The German military fielded better weapons, for the most part, in World War II.  Their tanks were larger and had greater firepower and armor. The individual soldier’s arms were generally better.  Even their air force had some technical advantages.  The German general staff was talented, at least a match for Eisenhower, Bradley and Patton, notwithstanding Hollywood’s account of history. The decisive event for the American military was the breakout from Normandy in the weeks following D-Day. It involved far higher casualties than the invasion itself or any other US action in the war, rates comparable to the Russian front.  Breakout was achieved by using overwhelmingly large numbers of (less experienced) soldiers, airplanes and (decidedly inferior) tanks.  America simply out-produced the Axis nations and overwhelmed them with quantity.  The same thing happened in the Pacific theatre and in the Russian campaign. The United States could replace naval losses while Japan could not. And it is a lesser known fact that the Soviet economy, in reality, out-produced the Germans, building many more tanks, trucks and aircraft.

Ronald Reagan did not win the Cold War with blustery speeches and aggressive deployment of Pershing and cruise missiles at NATO’s frontier.  Mutually assured destruction meant that marginally superior ICBMs and generalship were inconsequential so long as the inferior Soviet missiles were sufficient to annihilate NATO. Even in the proxy wars, American weapons and tactics had mixed results.

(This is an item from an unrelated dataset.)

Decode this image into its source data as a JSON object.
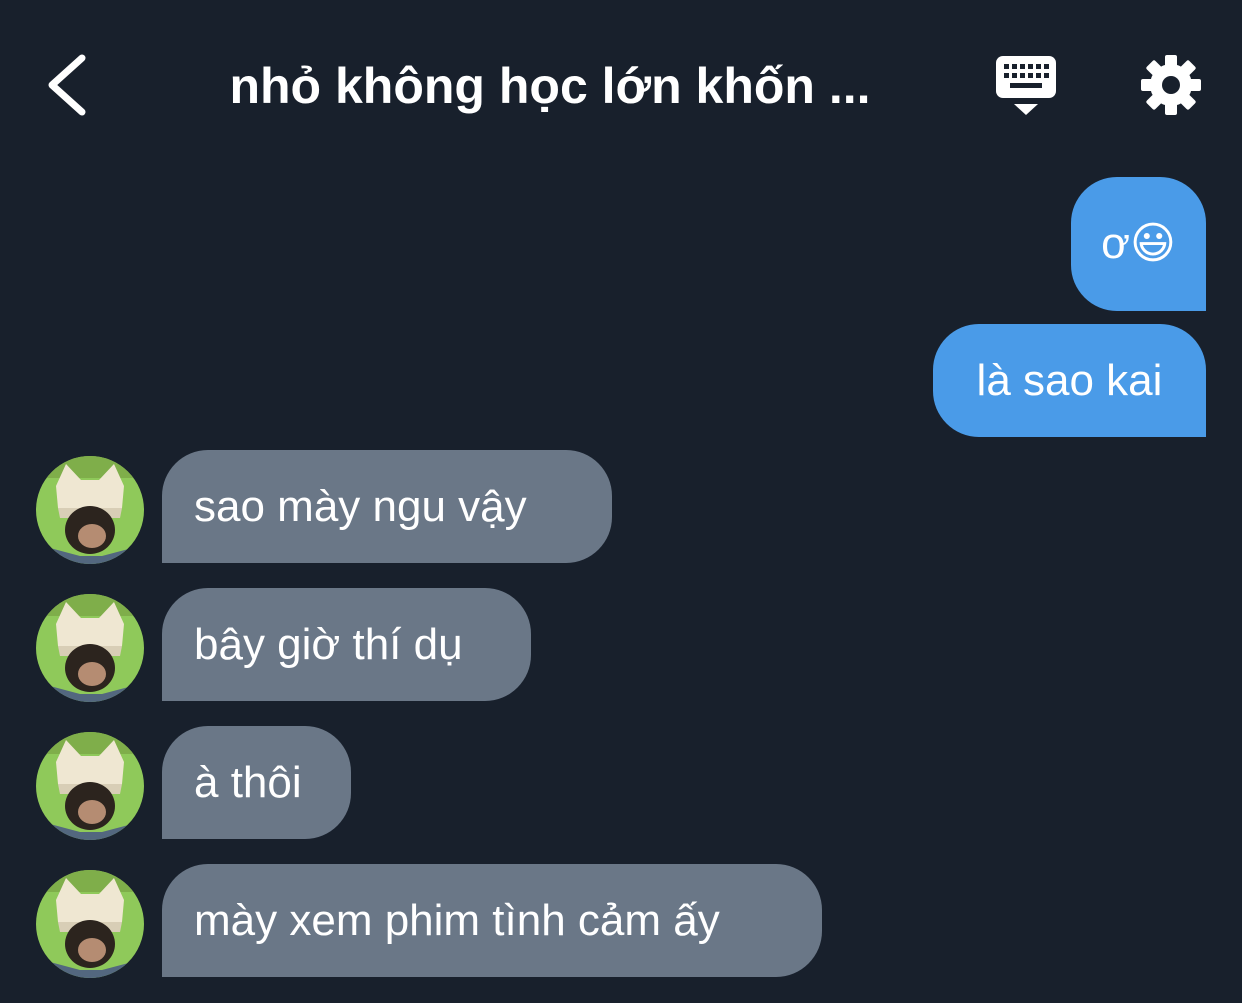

American air and sea power could not defeat the Viet Cong and the North Vietnamese. However, the Israelis overcame Soviet weaponry.  Arming the mujahedeen with Stingers worked in Afghanistan, but the Soviet Union was already doomed by then. It was hardly worth inadvertently spawning Al Qaeda as a byproduct. The AK-47, churned out by the Soviets in the millions, was far more significant to America’s proxy opponents.  The Cold War was lost because the Soviet political system could not abide the wide distribution of information technology. As the American IT industry was re-defining a modern economy, the Soviet economy was sclerotic and outdated, frozen in the sixties. It collapsed from the strain of subsidizing its eastern European empire in an effort to maintain even minimal late 20th century living standards.

Mr. Clancy’s books, filled with patriotic valor and high tech weaponry, stimulate certain primal urges in much of the male minority of our population. It seems that some congressmen are fans. The military’s budget, filled with lethal gadgetry, is politically sacred, subject only to pruning and shaping.  Its special priority is based on the belief, dating from the Second World War, that a well equipped and motivated military is the most important factor for our security. Perhaps Roosevelt was so inspiring, as he led the Allied armies to victory, that some of us still yearn for the heroic battlefields of his day.

History instructs us on military policy. Certainly, weapons, tactics and training are useful, but they are merely adjuncts to our primary advantage in warfare. History’s real message is that an educated, healthy, egalitarian and productive population is our best defense against external threats. Funding education, energy, health care, the environment, industry and infrastructure is the most effective military expenditure of all.

It would make more sense if the defense budget, as we know it, were funded only after those needs were taken care of.

After all, it is a matter of national security.

Wallace C. Turbeville is the former CEO of VMAC LLC and a former Vice President of Goldman, Sachs & Co.